By definition, a job that fits you is one that energizes you and brings satisfaction because it calls for strengths you enjoy using and allows you to work in conditions where you thrive.
In short, job-fit is about energy. If you gain energy doing your job, it’s a good fit. If you lose energy doing your job, it’s not a good fit.
Here are some obvious signs of misfit:
1. You hate your job
Don’t laugh! I once worked with a man who told me that every morning when he got to work, he got sick to his stomach in the company parking lot. You might say that his gut was literally telling him he was in the wrong job.
If you woke up this past Monday morning and said, “I hate Mondays!” you were probably just avoiding the truth: what you really hate is your job. If you didn’t, you’d look forward to going back to it.
Sadly, too many people think that work is not supposed to be satisfying. As the saying goes, “Why do you think they call it ‘work’?”
If that’s how you feel about work, let me tell you that somehow you have bought into a lie. Work was never intended to be a curse, but a gift. I know there are a thousand things that can turn work into something awful. But work itself turns out to be hugely rewarding—if (big if!) you’re doing work that has your name on it.
If you hate your job, you’re doing the wrong job for you. It’s that simple.
2. Coming in late, leaving early, taking long breaks
When you’re heart’s not in your job, you find excuses not to do it. The path of least resistance is to linger over coffee with a coworker, to take an extra half-hour for lunch, to set an appointment such that it gets you out of the office early, etc.
3. You get lots of complaints about your work
Mistakes happen. But they’re not supposed to happen often, and they certainly don’t keep happening when someone is gifted to the task. We’ve all had the waitress who gets all the orders wrong. We’ve all watched the weatherperson who couldn’t get the right screens punched up. When we were in school, we all sat under the teacher who was so boring even his dog ran away.
You may just call those people incompetent—and they are—but a display of incompetence is one of the surest signs that someone is in the wrong job.

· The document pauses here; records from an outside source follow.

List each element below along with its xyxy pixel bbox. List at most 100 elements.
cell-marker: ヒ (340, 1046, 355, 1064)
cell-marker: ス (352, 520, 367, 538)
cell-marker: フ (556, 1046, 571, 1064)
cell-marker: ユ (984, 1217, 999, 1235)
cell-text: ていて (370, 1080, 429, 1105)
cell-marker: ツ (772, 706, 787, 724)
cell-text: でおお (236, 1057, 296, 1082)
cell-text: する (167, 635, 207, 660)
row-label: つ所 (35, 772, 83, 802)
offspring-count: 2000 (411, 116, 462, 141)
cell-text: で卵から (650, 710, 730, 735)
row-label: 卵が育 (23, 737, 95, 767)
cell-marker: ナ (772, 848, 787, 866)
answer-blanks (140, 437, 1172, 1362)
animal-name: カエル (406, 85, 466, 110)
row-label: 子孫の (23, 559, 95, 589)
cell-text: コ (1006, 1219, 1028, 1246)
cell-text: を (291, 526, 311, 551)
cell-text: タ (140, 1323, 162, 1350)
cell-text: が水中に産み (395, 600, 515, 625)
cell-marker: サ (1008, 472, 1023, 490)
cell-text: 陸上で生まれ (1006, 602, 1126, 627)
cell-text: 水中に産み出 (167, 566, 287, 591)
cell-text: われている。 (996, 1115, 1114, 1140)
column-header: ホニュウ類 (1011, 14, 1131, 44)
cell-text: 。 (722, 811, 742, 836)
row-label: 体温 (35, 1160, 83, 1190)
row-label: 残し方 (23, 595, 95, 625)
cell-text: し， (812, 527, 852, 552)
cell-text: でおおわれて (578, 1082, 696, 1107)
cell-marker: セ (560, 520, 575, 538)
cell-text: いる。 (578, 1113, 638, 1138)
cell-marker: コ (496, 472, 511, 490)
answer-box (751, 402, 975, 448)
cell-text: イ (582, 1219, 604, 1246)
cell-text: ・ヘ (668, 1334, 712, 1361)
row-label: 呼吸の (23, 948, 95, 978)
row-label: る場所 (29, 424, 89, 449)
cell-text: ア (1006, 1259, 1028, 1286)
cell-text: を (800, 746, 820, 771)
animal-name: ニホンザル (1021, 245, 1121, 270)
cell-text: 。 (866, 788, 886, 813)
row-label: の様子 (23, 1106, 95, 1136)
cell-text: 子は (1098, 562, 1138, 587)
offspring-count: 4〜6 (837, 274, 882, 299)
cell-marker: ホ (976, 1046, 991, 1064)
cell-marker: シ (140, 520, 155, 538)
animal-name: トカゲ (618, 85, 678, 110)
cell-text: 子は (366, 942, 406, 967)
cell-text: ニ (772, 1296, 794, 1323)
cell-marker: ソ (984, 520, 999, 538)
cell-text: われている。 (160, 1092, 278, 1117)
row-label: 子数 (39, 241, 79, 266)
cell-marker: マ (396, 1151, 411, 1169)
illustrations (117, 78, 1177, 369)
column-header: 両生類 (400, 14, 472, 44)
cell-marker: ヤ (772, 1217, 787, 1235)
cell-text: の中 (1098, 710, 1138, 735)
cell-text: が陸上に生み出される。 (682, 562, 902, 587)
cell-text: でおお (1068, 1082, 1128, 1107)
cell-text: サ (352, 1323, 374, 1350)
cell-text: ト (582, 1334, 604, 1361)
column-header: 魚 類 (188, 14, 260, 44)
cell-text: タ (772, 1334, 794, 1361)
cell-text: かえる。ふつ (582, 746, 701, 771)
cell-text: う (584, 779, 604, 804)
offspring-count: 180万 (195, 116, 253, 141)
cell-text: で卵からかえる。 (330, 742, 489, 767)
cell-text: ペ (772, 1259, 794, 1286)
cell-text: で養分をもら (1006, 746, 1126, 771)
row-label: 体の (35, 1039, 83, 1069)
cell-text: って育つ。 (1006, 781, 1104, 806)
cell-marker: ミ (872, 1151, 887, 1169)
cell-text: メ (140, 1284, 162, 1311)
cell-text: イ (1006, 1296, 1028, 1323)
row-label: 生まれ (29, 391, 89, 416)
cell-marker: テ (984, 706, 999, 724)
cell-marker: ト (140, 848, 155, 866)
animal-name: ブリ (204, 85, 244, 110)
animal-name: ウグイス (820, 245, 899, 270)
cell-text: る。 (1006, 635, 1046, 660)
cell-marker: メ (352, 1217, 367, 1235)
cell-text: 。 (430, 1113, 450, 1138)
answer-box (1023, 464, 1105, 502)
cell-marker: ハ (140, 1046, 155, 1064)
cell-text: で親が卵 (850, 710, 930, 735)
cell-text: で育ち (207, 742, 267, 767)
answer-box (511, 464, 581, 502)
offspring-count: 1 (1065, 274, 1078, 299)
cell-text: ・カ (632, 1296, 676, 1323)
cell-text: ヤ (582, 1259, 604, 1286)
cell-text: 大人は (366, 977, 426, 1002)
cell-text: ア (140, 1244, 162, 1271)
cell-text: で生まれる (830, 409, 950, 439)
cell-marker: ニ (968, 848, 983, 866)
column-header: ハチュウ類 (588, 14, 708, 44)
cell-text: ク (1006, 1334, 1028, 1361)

If you’ve got a lot of dissatisfied customers, if your boss is constantly “riding you” because she says you’re not getting the job done, if your coworkers always have to remind you about balls that you’ve dropped, if you’re routinely turning in your assignments late, if you’re having to spend a lot of extra time correcting mistakes—consider that you may be trying to do a job that just doesn’t fit you.
4. Trouble concentrating
I don’t know why, but one of the most common things people tell me about themselves when they call The Giftedness Center is that they are ADD or ADHD (for attention deficit disorder or attention deficit hyperactivity disorder). I’m not doctor, so I take their word for it.
But here’s what’s interesting: whenever someone is functioning in the “sweet spot” of their giftedness, they have absolutely no problem focusing on the task. I’ve never seen a case otherwise.

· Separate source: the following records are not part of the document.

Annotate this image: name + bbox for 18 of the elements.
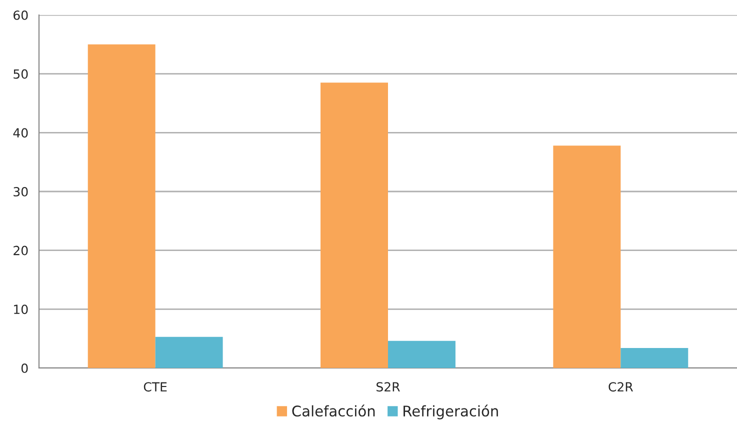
bar xyxy=(320,82,388,368)
y-tick-label: 10 xyxy=(14,304,28,314)
bar xyxy=(88,44,156,368)
y-tick-label: 30 xyxy=(14,186,28,196)
x-tick-label: CTE xyxy=(144,382,167,392)
bar xyxy=(553,146,621,368)
x-tick-label: S2R xyxy=(376,382,400,392)
legend-label: Refrigeración xyxy=(404,404,498,420)
bar xyxy=(620,348,688,368)
y-tick-label: 0 xyxy=(21,363,28,373)
bar xyxy=(155,336,223,368)
y-tick-label: 40 xyxy=(13,128,28,138)
bar xyxy=(388,340,456,368)
y-tick-label: 50 xyxy=(14,69,28,79)
y-tick-label: 60 xyxy=(14,10,28,20)
y-tick-label: 20 xyxy=(14,246,28,256)
x-tick-label: C2R xyxy=(608,382,633,392)
legend-label: Calefacción xyxy=(292,404,375,417)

Which tells me that if someone is having a difficult time staying on-task in their job, that’s probably a sign they are in the wrong job.
And boy, have I seen lots of cases of that! There’s the lady who is never at her cubicle, but instead wanders around the office all day looking for people to engage in conversation. There’s the guy who gets up from his desk every ten minutes to go get another cup of coffee. There’s the person who keeps checking her Facebook page. And of course we all know coworkers who waste time by surfing the Internet and doing their shopping on-line (of course, we would never do that!).
Some people think that focus is just a matter of discipline. But it’s not. Focus is a function of fit. If a task fits you well, you stay locked on it, because you’re gaining energy from it. But if you’re doing work that doesn’t fit you, it’s easy to become distracted because you have no skin in the game, motivationally speaking.
5. Feeling a sense of, what’s the point?
When we talk about motivation, we’re talking about human energy directed at a purpose. There’s an aim in view. Achieve that aim, and life makes sense.
When a marksman hits a bulls-eye, he feels motivated to shoot again. When a salesperson makes a sale, she feels motivated to sell again. When a teacher sees the light bulb of understanding come on in a kid’s head, she feels motivated to teach again.
But suppose no matter how many times the marksman aims at the target, he never hits it. Suppose the salesperson never closes a sale. Suppose the teacher never sees any of her students “get it.”
Does anybody really want to do a job that doesn’t accomplish anything?